By Katina Lillios, Wednesday, December 11, 2019
Katina Lillios is an archaeologist and is Professor and Chair of the Department of Anthropology at the University of Iowa. Katina has a PhD in Anthropology from Yale University and a BA in Archaeology and Art History from Boston University. She has taught at the University of Iowa since 2003. Katina is interested in the ways that people use their material world to create social identities and cultural differences. She has devoted her career to exploring this question for the peoples of the Neolithic through Bronze Age of the Iberian Peninsula (4000-1500 BCE), a period of profound social and climate changes. Through archaeological excavation and the study of artifacts, and often working in collaboration with interdisciplinary teams, her work has centered on understanding the ways that people of the past used things and monuments, such as heirlooms, sacred objects, and ancestral burials, to shape their futures.

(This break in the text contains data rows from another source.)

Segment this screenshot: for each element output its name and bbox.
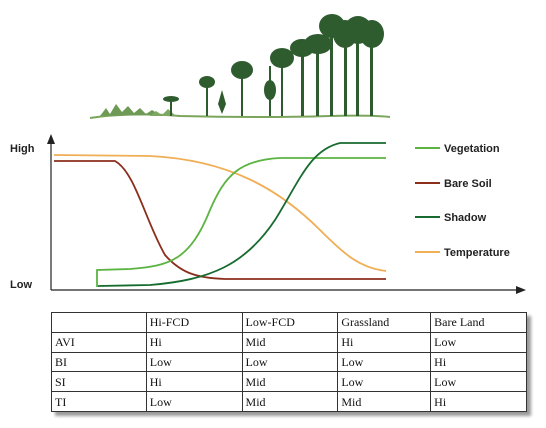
legend-label-shadow: Shadow	[444, 212, 487, 224]
legend-item-temperature: Temperature	[415, 247, 510, 259]
table-cell: Low	[145, 391, 243, 412]
table-cell: Hi	[430, 351, 527, 373]
table-cell: Mid	[241, 391, 339, 412]
legend-label-vegetation: Vegetation	[444, 143, 500, 155]
header-cell-bare-land: Bare Land	[430, 312, 527, 333]
table-row: BI Low Low Low Hi	[51, 351, 527, 373]
table-cell: BI	[51, 351, 147, 373]
table-cell: AVI	[51, 331, 147, 353]
header-cell-low-fcd: Low-FCD	[241, 312, 339, 333]
legend-label-bare-soil: Bare Soil	[444, 178, 492, 190]
header-cell-grassland: Grassland	[337, 312, 432, 333]
table-header-row: Hi-FCD Low-FCD Grassland Bare Land	[51, 312, 527, 333]
legend-item-shadow: Shadow	[415, 212, 487, 224]
table-cell: Low	[241, 351, 339, 373]
table-row: AVI Hi Mid Hi Low	[51, 331, 527, 353]
table-cell: Mid	[241, 331, 339, 353]
table-cell: Hi	[145, 331, 243, 353]
header-cell-blank	[51, 312, 147, 333]
forest-density-diagram: High Low Vegetation Bare Soil Shadow Tem…	[10, 14, 526, 294]
table-cell: SI	[51, 371, 147, 393]
table-row: TI Low Mid Mid Hi	[51, 391, 527, 412]
legend: Vegetation Bare Soil Shadow Temperature	[415, 143, 510, 259]
series-line-vegetation	[96, 157, 386, 287]
table-cell: Low	[337, 351, 432, 373]
table-cell: Low	[430, 331, 527, 353]
header-cell-hi-fcd: Hi-FCD	[145, 312, 243, 333]
table-cell: Low	[337, 371, 432, 393]
index-comparison-table-container: Hi-FCD Low-FCD Grassland Bare Land AVI H…	[51, 312, 527, 412]
table-cell: Low	[430, 371, 527, 393]
y-axis-high-label: High	[10, 143, 35, 155]
series-line-temperature	[53, 154, 387, 272]
table-row: SI Hi Mid Low Low	[51, 371, 527, 393]
table-cell: TI	[51, 391, 147, 412]
table-cell: Mid	[241, 371, 339, 393]
y-axis-low-label: Low	[10, 279, 32, 291]
table-cell: Low	[145, 351, 243, 373]
table-cell: Hi	[430, 391, 527, 412]
forest-succession-illustration	[89, 14, 391, 119]
series-line-bare-soil	[54, 160, 386, 280]
legend-item-vegetation: Vegetation	[415, 143, 500, 155]
table-cell: Mid	[337, 391, 432, 412]
index-comparison-table: Hi-FCD Low-FCD Grassland Bare Land AVI H…	[51, 312, 527, 412]
legend-label-temperature: Temperature	[444, 247, 510, 259]
series-line-shadow	[97, 142, 386, 287]
legend-item-bare-soil: Bare Soil	[415, 178, 492, 190]
chart-axes	[47, 134, 526, 294]
table-cell: Hi	[145, 371, 243, 393]
table-cell: Hi	[337, 331, 432, 353]
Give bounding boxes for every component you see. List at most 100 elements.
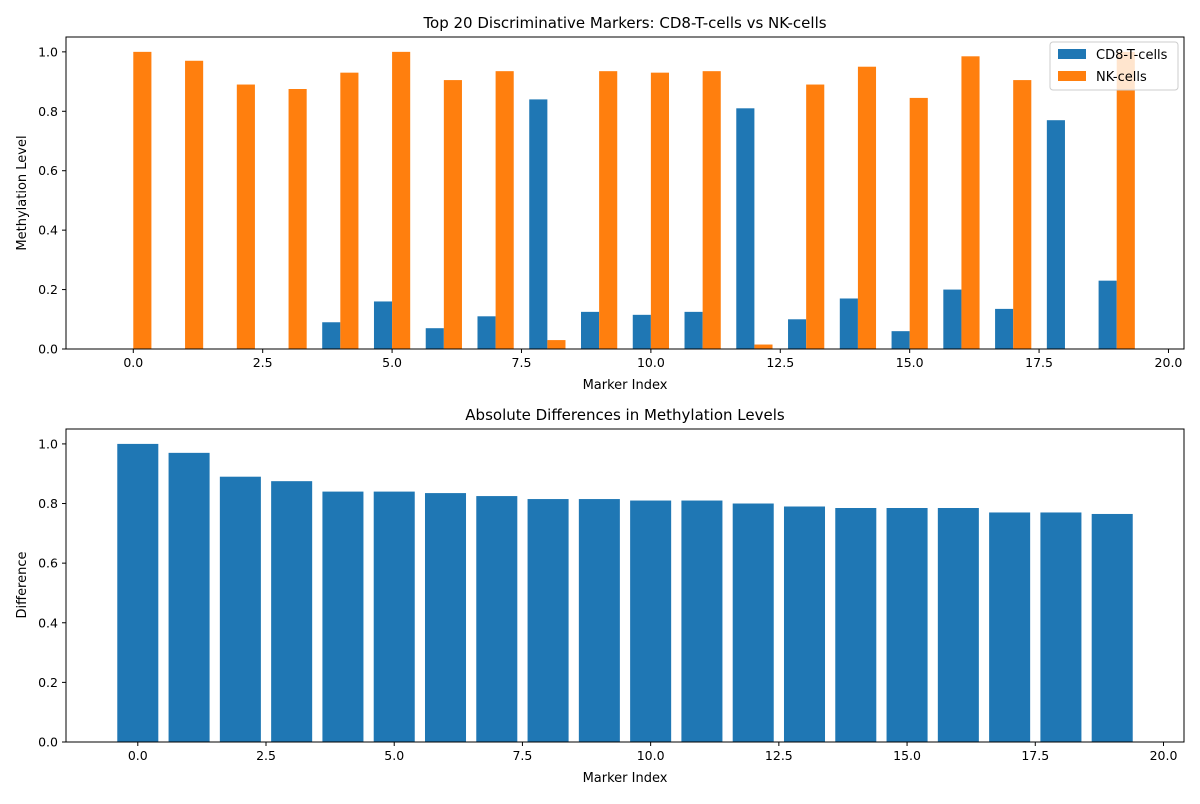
x-axis-label: Marker Index — [583, 378, 668, 393]
y-tick-label: 0.8 — [38, 104, 58, 119]
legend-label-nk-cells: NK-cells — [1096, 70, 1147, 85]
bar-nk-cells-6 — [443, 80, 462, 349]
bar-nk-cells-19 — [1116, 51, 1135, 350]
bar-nk-cells-15 — [909, 97, 928, 349]
bar-group — [133, 51, 1135, 350]
y-tick-label: 0.0 — [38, 342, 58, 357]
legend: CD8-T-cells NK-cells — [1049, 41, 1179, 91]
y-tick-label: 1.0 — [38, 436, 58, 451]
bar-difference-17 — [989, 512, 1031, 742]
bar-difference-16 — [937, 508, 979, 742]
y-tick-label: 0.6 — [38, 556, 58, 571]
bar-difference-2 — [219, 476, 261, 742]
bar-nk-cells-2 — [236, 84, 255, 349]
y-axis-label: Methylation Level — [15, 135, 30, 250]
x-tick-label: 7.5 — [512, 748, 532, 763]
bar-cd8-t-cells-7 — [477, 316, 496, 349]
x-tick-label: 17.5 — [1025, 355, 1053, 370]
bar-cd8-t-cells-9 — [581, 311, 600, 349]
x-tick-label: 15.0 — [896, 355, 924, 370]
bar-cd8-t-cells-5 — [373, 301, 393, 349]
bar-cd8-t-cells-6 — [425, 328, 444, 349]
bar-cd8-t-cells-13 — [788, 319, 807, 349]
bar-nk-cells-0 — [133, 51, 152, 350]
legend-swatch-cd8-t-cells — [1058, 49, 1086, 59]
bar-difference-12 — [732, 503, 774, 742]
bar-nk-cells-7 — [495, 71, 514, 350]
x-tick-label: 5.0 — [382, 355, 402, 370]
bar-difference-14 — [835, 508, 877, 742]
bar-difference-15 — [886, 508, 928, 742]
bar-difference-7 — [476, 496, 518, 742]
bar-cd8-t-cells-11 — [684, 311, 703, 349]
x-tick-label: 2.5 — [256, 748, 276, 763]
bar-nk-cells-10 — [650, 72, 669, 349]
bar-nk-cells-3 — [288, 89, 307, 349]
y-tick-label: 0.4 — [38, 615, 58, 630]
methylation-levels-chart: Top 20 Discriminative Markers: CD8-T-cel… — [15, 14, 1185, 393]
bar-cd8-t-cells-10 — [632, 314, 651, 349]
y-tick-label: 0.4 — [38, 223, 58, 238]
absolute-differences-chart: Absolute Differences in Methylation Leve… — [15, 406, 1185, 786]
plot-frame — [65, 36, 1185, 350]
bar-cd8-t-cells-12 — [736, 108, 755, 349]
bar-nk-cells-12 — [754, 344, 773, 349]
y-tick-label: 1.0 — [38, 44, 58, 59]
bar-cd8-t-cells-8 — [529, 99, 548, 350]
bar-nk-cells-1 — [185, 60, 204, 350]
bar-difference-8 — [527, 499, 569, 742]
bar-difference-18 — [1040, 512, 1082, 742]
legend-label-cd8-t-cells: CD8-T-cells — [1096, 48, 1168, 63]
bar-nk-cells-5 — [392, 51, 411, 350]
x-tick-label: 10.0 — [637, 748, 665, 763]
bar-nk-cells-4 — [340, 72, 359, 349]
bar-difference-3 — [271, 481, 313, 742]
y-tick-label: 0.2 — [38, 675, 58, 690]
x-tick-label: 20.0 — [1155, 355, 1183, 370]
bar-cd8-t-cells-14 — [839, 298, 858, 349]
y-tick-label: 0.0 — [38, 735, 58, 750]
y-axis-label: Difference — [15, 551, 30, 618]
x-tick-label: 2.5 — [253, 355, 273, 370]
bar-nk-cells-9 — [599, 71, 618, 350]
chart-title: Absolute Differences in Methylation Leve… — [465, 406, 785, 424]
bar-nk-cells-13 — [806, 84, 825, 349]
chart-title: Top 20 Discriminative Markers: CD8-T-cel… — [422, 14, 826, 32]
bar-difference-1 — [168, 452, 210, 742]
bar-group — [117, 443, 1133, 742]
bar-cd8-t-cells-18 — [1046, 120, 1065, 349]
legend-swatch-nk-cells — [1058, 71, 1086, 81]
x-tick-label: 17.5 — [1021, 748, 1049, 763]
bar-cd8-t-cells-15 — [891, 331, 910, 349]
bar-difference-4 — [322, 491, 364, 742]
plot-frame — [65, 428, 1185, 743]
bar-cd8-t-cells-19 — [1098, 280, 1117, 349]
bar-difference-6 — [424, 493, 467, 742]
bar-nk-cells-17 — [1013, 80, 1032, 349]
bar-difference-0 — [117, 443, 159, 742]
bar-difference-5 — [373, 491, 415, 742]
y-tick-label: 0.2 — [38, 282, 58, 297]
x-tick-label: 12.5 — [765, 748, 793, 763]
x-tick-label: 20.0 — [1150, 748, 1178, 763]
tick-group: 0.0 2.5 5.0 7.5 10.0 12.5 15.0 17.5 20.0 0.0 0.2 0.… — [38, 436, 1177, 763]
x-axis-label: Marker Index — [583, 771, 668, 786]
bar-cd8-t-cells-16 — [943, 289, 962, 349]
bar-cd8-t-cells-17 — [995, 308, 1014, 349]
bar-nk-cells-11 — [702, 71, 721, 350]
y-tick-label: 0.8 — [38, 496, 58, 511]
bar-nk-cells-8 — [547, 340, 566, 349]
tick-group: 0.0 2.5 5.0 7.5 10.0 12.5 15.0 17.5 20.0 0.0 0.2 0.… — [38, 44, 1182, 370]
x-tick-label: 7.5 — [512, 355, 532, 370]
bar-difference-9 — [578, 499, 620, 742]
bar-difference-13 — [783, 506, 826, 742]
x-tick-label: 12.5 — [766, 355, 794, 370]
bar-nk-cells-14 — [857, 66, 877, 350]
x-tick-label: 15.0 — [893, 748, 921, 763]
x-tick-label: 5.0 — [384, 748, 404, 763]
bar-difference-11 — [681, 500, 723, 742]
x-tick-label: 0.0 — [123, 355, 143, 370]
x-tick-label: 10.0 — [637, 355, 665, 370]
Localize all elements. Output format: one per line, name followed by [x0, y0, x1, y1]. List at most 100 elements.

Her research has been supported by the National Science Foundation and the National Endowment for the Humanities. Katina is the author of Heraldry for the Dead: Memory, Identity, and the Engraved Stone Plaques of Neolithic Iberia (Texas, 2008), In Praise of Small Things: Death and Life at the Late Neolithic-Early Bronze Age Burial of Bolores, Portugal (BAR, 2015, coauthored with Waterman, Artz, and Nilsson-Stutz), and The Archaeology of the Iberian Peninsula: From the Paleolithic through the Early Bronze Age (Cambridge, 2019).